07 Jun Important Questions
On June 6, the ninth circuit court of appeals refused to retake the Proposition 8 case (Perry vs Brown). The last step in the appeals process for California’s Proposition 8 will be an appeal to the Supreme Court of the United States. Alliance Defense Fund lawyer Brian Raum said Proposition 8 backers “absolutely” would take the case to the high court. Most people believe the Supreme Court will hear the case.
This now raises a lot of questions for everyone. If the Supreme Court hears the case, will they rule like the other courts and only apply their ruling to California? In the February 2012 ruling, The ninth circuit court stated, “The people may not employ the initiative power to single out a disfavored group for unequal treatment and strip them, without a legitimate justification, of a right as important as the right to marry.”
Using this language the Supreme Court could go one of two ways. They could make a decision affecting only California by striking down Proposition 8 because the amendment banned a right the people of California already had, or they could broaden the ruling to include all of the states with amendments banning gay marriage. In other words, the Supreme Court could keep the case local for California only, or they could make a sweeping ruling similar to the 1973 ruling of Roe verses Wade which ended every state’s laws against abortion. A ruling like that would legalize gay marriage throughout the United States.
Another question people may have is how does the Supreme Court lean? Would the Supreme Court likely legalize gay marriage or would they uphold traditional marriage. A good way to answer this question is to look at the justices of the Supreme Court.
Justices do not represent or receive official endorsements from political parties. However, from watching how justices vote on many cases, each justice is informally categorized (see “Justice Leanings”) in legal and political circles as being judicial conservatives, moderates, or liberals. Currently, Supreme Court Chief Justice Roberts, Justices Scalia, Thomas, and Alito are considered judicial conservatives, while Justices Ginsburg, Breyer, Sotomayer, and Kagan are considered judicial liberals. Justice Anthony Kennedy is the moderate and considered the swing vote.
It is almost certain that on social issues case such as the Perry vs Brown case, the court will be split with the conservative justices voting in favor of Proposition 8 and the liberal judges voting against it.
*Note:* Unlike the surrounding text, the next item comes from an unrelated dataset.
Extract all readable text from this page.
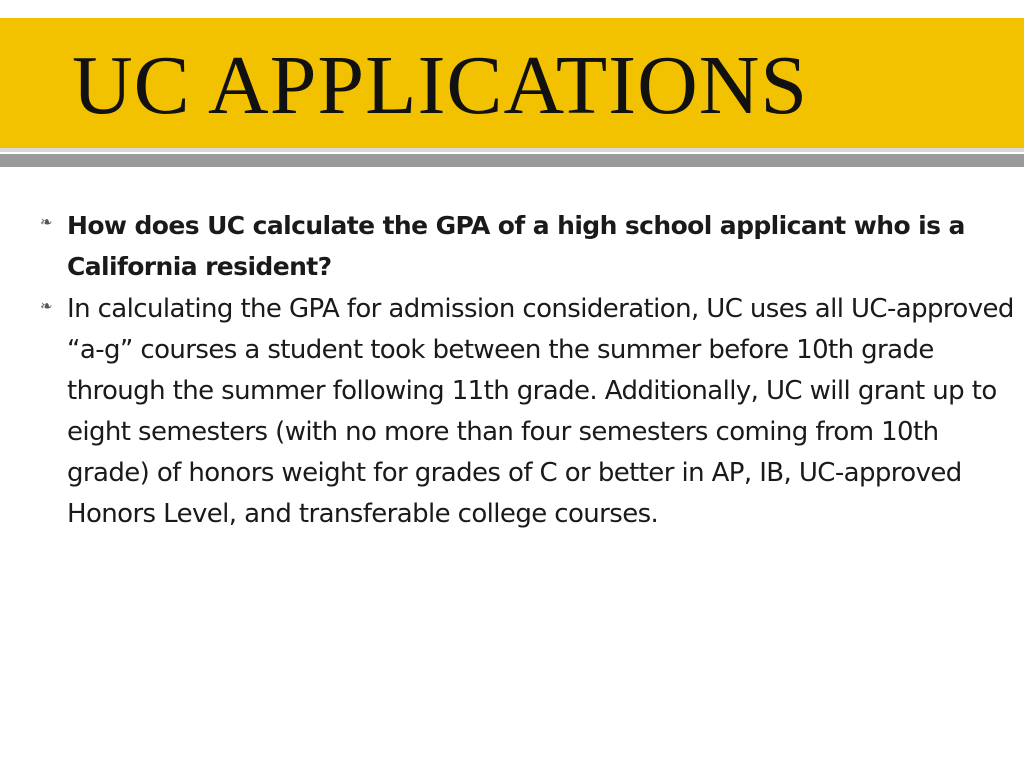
UC APPLICATIONS
❧ How does UC calculate the GPA of a high school applicant who is a California resident?
❧ In calculating the GPA for admission consideration, UC uses all UC-approved “a-g” courses a student took between the summer before 10th grade through the summer following 11th grade. Additionally, UC will grant up to eight semesters (with no more than four semesters coming from 10th grade) of honors weight for grades of C or better in AP, IB, UC-approved Honors Level, and transferable college courses.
It is unclear how Justice Kennedy would vote in this matter.
A final question people may have is what about DOMA? Will DOMA head to the Supreme Court at the same time as Proposition 8? Would the Supreme Court hear both cases? If the appeals process with DOMA goes quickly or is not heard en banc, then yes, DOMA and Proposition 8 could arrive at the Supreme Court at the same time.
According to Steve Sanders from the Huffington Post, “the justices may think it more important to resolve DOMA’s constitutionality first, because DOMA is a federal statute, and because Judge Boudin, a Republican-appointed judge with a superior reputation for intellect and judgment, acknowledged explicitly in his opinion that the Supreme Court should have the last word.”
We will not know the beginning of the answers to these questions before the fall. This fall, we will know what cases the Supreme Court will hear. If the Supreme Court gives hearing to either Proposition 8 or DOMA, then by next June, we should have a ruling on “gay marriage” in America.